What makes this cuisine distinctive? It’s Scandinavian at its core, with Nordic ingredients and techniques forming the foundation, but Japanese precision and flavors provide the accent. Think langoustine tartare with finger limes and vanilla in a celeriac taco shell. Or buckwheat blini topped with fatty tuna, ponzu, and sansho pepper, delivered with an intensity that defies traditional Japanese restraint.
The fixed tasting menu progresses through roughly 20 compositions, each a study in contrasts: crunchy and creamy, sweet and acidic, rustic and refined. A choux pastry filled with cheese sauce arrives warm, its surprisingly light shell preventing heaviness. Later, a turbot skirt meets beurre blanc, walnuts, tahini, and caviar, nodding subtly to Middle Eastern sensibilities while remaining unmistakably Frantzén.
Signature dishes travel between locations. The onion, almond, and licorice combination has appeared at every Frantzén restaurant since the beginning, here reimagined as a velouté with toasted almonds, milk foam, and licorice cream. It’s savory yet dessert-like, caramelized yet crunchy, paired brilliantly with Madeira.
Other highlights include a Japanese chawanmushi topped with grilled razor clams, uni, and smoked beef broth, its acidic sauce cutting through richness with surgical precision. Or the guinea fowl main course, served with white asparagus, morel mushrooms filled with farce, and sauce périgourdine, accompanied by Parker house rolls and three-layer butter: French salted, truffle, and shallot confit.
Service as Art Form
In Dubai’s competitive dining landscape, service can make or break a restaurant. FZN operates like well-oiled machinery, staffed by an international team recruited largely from Frantzén’s other establishments. Water appears without asking. Plates vanish without notice. Napkins are replaced invisibly. The entire operation feels effortless, which means it’s anything but.
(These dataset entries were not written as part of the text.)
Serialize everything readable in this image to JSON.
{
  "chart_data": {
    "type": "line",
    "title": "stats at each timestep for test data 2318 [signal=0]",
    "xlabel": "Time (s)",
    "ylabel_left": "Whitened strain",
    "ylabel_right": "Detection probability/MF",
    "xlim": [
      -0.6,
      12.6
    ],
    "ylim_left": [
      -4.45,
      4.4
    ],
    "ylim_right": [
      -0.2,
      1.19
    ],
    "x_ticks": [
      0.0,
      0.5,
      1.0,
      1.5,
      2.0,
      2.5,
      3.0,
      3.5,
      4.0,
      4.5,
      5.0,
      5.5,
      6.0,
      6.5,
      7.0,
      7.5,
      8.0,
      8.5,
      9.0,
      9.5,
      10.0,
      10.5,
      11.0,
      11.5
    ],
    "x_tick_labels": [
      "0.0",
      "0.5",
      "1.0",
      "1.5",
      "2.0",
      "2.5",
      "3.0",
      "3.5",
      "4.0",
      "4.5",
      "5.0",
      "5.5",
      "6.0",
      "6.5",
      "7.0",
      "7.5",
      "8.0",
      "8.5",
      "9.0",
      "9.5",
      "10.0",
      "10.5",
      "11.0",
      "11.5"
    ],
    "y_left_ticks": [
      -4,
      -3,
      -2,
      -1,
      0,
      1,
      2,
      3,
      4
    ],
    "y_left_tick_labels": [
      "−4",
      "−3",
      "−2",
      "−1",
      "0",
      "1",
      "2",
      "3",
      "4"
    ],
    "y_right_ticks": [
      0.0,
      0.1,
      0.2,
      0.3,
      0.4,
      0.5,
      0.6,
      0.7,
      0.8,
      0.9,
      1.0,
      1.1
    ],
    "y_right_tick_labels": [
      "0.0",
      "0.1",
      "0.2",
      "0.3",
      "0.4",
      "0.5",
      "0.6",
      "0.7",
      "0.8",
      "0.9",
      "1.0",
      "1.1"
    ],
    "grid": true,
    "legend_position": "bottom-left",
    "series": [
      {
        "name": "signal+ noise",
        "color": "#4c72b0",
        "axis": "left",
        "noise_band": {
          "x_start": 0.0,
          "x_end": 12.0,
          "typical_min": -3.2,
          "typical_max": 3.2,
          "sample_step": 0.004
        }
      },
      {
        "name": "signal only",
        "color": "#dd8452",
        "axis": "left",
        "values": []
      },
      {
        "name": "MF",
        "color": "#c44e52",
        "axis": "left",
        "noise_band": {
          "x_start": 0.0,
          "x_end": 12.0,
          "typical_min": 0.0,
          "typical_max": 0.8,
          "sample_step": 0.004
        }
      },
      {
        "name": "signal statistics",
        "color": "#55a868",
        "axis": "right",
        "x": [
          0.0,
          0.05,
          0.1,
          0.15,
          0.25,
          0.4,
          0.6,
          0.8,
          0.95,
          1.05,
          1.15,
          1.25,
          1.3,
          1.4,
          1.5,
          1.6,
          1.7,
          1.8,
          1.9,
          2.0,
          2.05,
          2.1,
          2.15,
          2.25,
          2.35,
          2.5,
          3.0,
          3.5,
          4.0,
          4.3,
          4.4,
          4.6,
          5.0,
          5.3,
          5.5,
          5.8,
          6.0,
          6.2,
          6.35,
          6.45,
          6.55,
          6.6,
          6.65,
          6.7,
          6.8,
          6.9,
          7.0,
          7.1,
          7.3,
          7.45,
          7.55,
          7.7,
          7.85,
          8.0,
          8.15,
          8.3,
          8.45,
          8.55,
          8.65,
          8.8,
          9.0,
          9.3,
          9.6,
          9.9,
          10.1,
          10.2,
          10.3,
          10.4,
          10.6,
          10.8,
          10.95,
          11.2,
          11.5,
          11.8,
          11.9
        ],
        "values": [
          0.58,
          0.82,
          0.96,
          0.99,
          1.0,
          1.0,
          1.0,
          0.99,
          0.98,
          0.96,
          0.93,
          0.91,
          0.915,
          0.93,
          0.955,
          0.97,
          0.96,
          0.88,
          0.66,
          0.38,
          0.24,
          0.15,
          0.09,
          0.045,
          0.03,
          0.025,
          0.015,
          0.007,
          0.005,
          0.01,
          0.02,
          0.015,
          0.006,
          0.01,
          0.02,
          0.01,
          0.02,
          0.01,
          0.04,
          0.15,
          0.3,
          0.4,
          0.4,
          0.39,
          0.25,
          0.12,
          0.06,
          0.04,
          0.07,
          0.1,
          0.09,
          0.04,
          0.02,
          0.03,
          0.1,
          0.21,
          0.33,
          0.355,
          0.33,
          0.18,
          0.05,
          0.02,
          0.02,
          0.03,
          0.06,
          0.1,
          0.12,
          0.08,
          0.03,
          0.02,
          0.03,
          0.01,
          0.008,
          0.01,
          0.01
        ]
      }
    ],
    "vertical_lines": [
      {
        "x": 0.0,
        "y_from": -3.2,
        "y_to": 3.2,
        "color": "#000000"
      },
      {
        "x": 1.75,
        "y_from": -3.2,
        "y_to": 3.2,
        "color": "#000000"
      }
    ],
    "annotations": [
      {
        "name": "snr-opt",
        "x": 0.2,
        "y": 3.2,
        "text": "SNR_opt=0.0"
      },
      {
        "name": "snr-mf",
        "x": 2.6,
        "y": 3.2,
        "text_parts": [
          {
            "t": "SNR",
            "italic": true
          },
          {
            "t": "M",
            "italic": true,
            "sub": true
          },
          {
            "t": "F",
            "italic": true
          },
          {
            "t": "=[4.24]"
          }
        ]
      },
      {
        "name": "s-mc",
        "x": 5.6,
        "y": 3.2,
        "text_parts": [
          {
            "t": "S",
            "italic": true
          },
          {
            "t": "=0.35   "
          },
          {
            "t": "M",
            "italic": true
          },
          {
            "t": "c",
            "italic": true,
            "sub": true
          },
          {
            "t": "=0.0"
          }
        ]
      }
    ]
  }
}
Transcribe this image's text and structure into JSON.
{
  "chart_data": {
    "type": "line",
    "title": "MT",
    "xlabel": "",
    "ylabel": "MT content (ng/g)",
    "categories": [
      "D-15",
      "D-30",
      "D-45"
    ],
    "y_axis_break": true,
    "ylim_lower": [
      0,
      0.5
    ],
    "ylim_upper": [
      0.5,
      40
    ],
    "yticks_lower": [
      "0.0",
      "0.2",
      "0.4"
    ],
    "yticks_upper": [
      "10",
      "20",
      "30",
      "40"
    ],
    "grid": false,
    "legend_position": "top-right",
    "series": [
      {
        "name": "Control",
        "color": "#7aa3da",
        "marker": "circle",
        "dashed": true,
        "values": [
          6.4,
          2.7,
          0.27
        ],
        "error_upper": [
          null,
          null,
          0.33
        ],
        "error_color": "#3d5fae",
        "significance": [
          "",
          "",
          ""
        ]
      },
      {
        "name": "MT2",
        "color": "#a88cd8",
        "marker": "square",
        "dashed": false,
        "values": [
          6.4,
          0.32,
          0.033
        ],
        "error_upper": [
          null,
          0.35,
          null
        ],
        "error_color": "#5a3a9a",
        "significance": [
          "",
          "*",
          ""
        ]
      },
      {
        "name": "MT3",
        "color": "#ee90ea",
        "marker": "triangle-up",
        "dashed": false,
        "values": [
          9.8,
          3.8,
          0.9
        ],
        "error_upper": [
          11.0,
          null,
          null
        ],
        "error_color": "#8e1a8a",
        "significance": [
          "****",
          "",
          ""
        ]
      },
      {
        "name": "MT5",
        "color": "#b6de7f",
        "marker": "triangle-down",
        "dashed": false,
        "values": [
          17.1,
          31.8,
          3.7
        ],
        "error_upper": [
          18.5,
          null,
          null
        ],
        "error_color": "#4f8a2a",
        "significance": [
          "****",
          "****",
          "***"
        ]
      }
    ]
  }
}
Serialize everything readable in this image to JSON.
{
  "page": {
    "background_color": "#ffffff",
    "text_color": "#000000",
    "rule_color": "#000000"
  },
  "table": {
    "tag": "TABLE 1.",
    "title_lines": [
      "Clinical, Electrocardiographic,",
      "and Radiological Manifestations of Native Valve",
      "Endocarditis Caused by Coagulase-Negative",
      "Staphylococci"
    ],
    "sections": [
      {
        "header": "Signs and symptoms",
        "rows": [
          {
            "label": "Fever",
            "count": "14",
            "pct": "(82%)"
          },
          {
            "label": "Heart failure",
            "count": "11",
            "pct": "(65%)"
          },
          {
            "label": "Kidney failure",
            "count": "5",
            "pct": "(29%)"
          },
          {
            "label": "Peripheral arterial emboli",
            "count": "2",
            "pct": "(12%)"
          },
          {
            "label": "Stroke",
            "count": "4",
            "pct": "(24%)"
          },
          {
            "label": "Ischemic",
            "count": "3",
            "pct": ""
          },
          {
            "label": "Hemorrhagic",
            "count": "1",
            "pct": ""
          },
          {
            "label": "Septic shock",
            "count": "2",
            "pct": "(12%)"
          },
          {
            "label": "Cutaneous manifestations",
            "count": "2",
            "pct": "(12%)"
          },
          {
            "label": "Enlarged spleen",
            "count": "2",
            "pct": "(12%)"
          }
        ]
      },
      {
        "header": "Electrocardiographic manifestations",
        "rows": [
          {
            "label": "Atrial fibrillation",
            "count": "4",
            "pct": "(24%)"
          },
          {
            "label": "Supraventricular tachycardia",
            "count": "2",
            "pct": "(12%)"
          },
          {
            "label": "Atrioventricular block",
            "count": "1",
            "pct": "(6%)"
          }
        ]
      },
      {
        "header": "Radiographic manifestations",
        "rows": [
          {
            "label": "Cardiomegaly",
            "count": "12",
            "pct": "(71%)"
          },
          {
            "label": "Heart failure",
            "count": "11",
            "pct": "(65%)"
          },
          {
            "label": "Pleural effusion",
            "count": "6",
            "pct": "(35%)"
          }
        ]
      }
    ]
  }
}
The warmth distinguishes it from sterile perfection. Staff inquire about your travels, marvel at connections to sister restaurants, and compare notes on their own journeys through the Frantzén empire. It’s hospitality that feels genuine rather than rehearsed, three-star caliber without pretension.
The Dubai Context
Location matters. While the menu offers minimal concessions to its Middle Eastern setting, the city’s import taxes explain the eye-watering beverage prices: wine pairings range from 1,400 to 5,000 AED, with non-alcoholic options at 750 AED. The 2,000 AED tasting menu feels reasonable by Dubai standards, particularly for this level of execution.
That FZN secured last-minute reservations in late May speaks to timing and climate. Temperatures approaching 40 degrees Celsius with suffocating humidity discourage casual tourism. Curious locals had likely already visited since the November 2024 opening. But for those willing to brave the heat, the reward is dining at a restaurant operating at full stride, its systems perfected, its team synchronized.
The Verdict

Does FZN match the aggressive flavors and distinctive character of its Stockholm and Singapore siblings? Perhaps not quite. The seasonings here tend toward mellower, more blended profiles. Dishes are technically superb but occasionally lack the “pop” that makes them truly memorable. It’s arguably a strong two-star experience elevated by service and setting to three-star status.
But this is splitting hairs at the highest level. FZN delivers what it promises: modern European fine dining infused with Japanese influences, executed with precision in an intimate, luxurious environment. From the lingonberry marshmallow with spruce oil to the matcha waffles with carrot ice cream, from the petit fours selection to the Miyazaki mango finale, each element reflects thoughtful composition.
Björn Frantzén’s vision, born from a childhood memory of steak with béarnaise, has evolved into something far more sophisticated. FZN proves that formula can be art, that replication need not diminish quality, and that excellence can be engineered across continents. In a city defined by superlatives, it earns its place among the extraordinary.